From the first swell of warm, gliding synth, Innocents is unmistakably a Moby record. The spacious soundscapes and disjointed, house-lite percussion could have been lifted from his coffee-table hit Play - it seems we’re going to be partying like it’s 1999 again.
But, maybe in a bid to avoid the overexposure that slightly undermined Play's brilliance (though being the first album in history to have every single song licenced for commercial use didn’t help), Innocents is a pointedly less radio-friendly affair. On opener ‘Everything Rises’, the epic swell that previously would have led into an ad-friendly hook now simply pushes on, a gentle, looping tsunami of epic synthwaves over those familiar, jutting beats. Later, ‘Saints’ brings the album’s biggest drum line, pure Nineties house, and the synths take off in a hymnal ascent. The indecipherable vocals echo, and another classic slice of Moby is born.
That said, much of it is unrecognisable. Anthemic joy dominates the middle of the record, with the Wayne Coyne-featuring ‘The Perfect Life’. Here bounding euphoria couples with overblown choral backing and a George Michael-worthy guitar sashay: in isolation, I would never have guessed this was Moby. The lyrics are classic Coyne misdirection, providing that Morrissey/Marr double-whammy of a jubilant melody backed by dark words. Though the first verse deceives with twist-and-shout contentment, soon the content becomes clear: “Little Mikey steps everywhere / Knives in his pockets, bullets in his hair / He has nothing to live for, nothing left to say … Spoons and foil are all he needs, a bed and some china, a lighter and some speed – it will sing you to sleep and it will hit you awake”. Well, all that ecstatic elation had to come from somewhere I guess.

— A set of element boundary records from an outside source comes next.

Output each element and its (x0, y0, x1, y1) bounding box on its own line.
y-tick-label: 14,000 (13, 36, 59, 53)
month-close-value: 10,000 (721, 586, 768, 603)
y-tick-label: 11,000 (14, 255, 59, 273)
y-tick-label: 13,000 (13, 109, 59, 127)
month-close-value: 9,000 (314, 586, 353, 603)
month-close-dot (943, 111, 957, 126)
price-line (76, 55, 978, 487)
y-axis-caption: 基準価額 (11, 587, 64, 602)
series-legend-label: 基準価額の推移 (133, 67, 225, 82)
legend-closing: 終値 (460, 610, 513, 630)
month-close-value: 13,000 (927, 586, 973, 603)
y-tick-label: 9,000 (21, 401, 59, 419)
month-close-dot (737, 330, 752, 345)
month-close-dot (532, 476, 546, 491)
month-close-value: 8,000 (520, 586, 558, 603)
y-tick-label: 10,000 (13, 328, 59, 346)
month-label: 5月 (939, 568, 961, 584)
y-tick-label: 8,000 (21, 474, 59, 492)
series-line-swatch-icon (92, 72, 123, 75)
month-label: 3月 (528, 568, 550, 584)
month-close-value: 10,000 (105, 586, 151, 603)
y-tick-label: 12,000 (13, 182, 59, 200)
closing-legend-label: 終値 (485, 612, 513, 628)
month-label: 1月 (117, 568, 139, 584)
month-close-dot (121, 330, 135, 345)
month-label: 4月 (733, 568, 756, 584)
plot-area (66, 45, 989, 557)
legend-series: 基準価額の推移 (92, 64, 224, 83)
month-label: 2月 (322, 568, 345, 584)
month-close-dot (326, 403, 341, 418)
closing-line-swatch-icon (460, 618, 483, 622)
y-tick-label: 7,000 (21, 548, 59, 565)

Less in-your-face exultation, but still strongly Flaming Lips-reminiscent is ‘Almost Home’, a woozy, enveloping ambience featuring indie-folker Damien Jurado. The tone is exactly Play, but the hooky drops are no longer present. Elongated and leisurely, it’s more suited to sighing than dancing. Elsewhere, Inyang Bassey guests on the prowling ‘Don’t Love Me’ – a creeping blues jam laden with chips of organ and guitar chirrups and wahs over a beastly beat that calls to mind the lighter side of Elephant.
There follows a plunge into melancholia. Mark Lanegan lends his deep, gravelly presence to ‘The Lonely Night’, a country-influenced lament layered over a generic 'Moby' beat. It’s lyrically facile (“So tired wondering around and starting over / No garden grows here now, just a one-leaf cl-ooooh-ver”), but lowers the intensity in time for lengthy coda, ‘The Dogs’. Amidst the meditative pace and whining synths, Moby tells a tale where all his darkest high-vegan prophesies have become reality: “Hope lost to fear and nothing was clear when we lost it all / This is how we tried, this is where it died, this is how we cried, like the dogs left outside”.
So whilst the Nineties flavour is strong and those distinctive synths and chord progressions have returned, this isn’t a simple rinse and repeat. There’s a huge range of styles on display, but Innocents remains a remarkably cohesive and creative record, thanks both to Moby’s instrumentation and to the album’s conceptual feel. Not just for dinner parties and Eminem disses after all.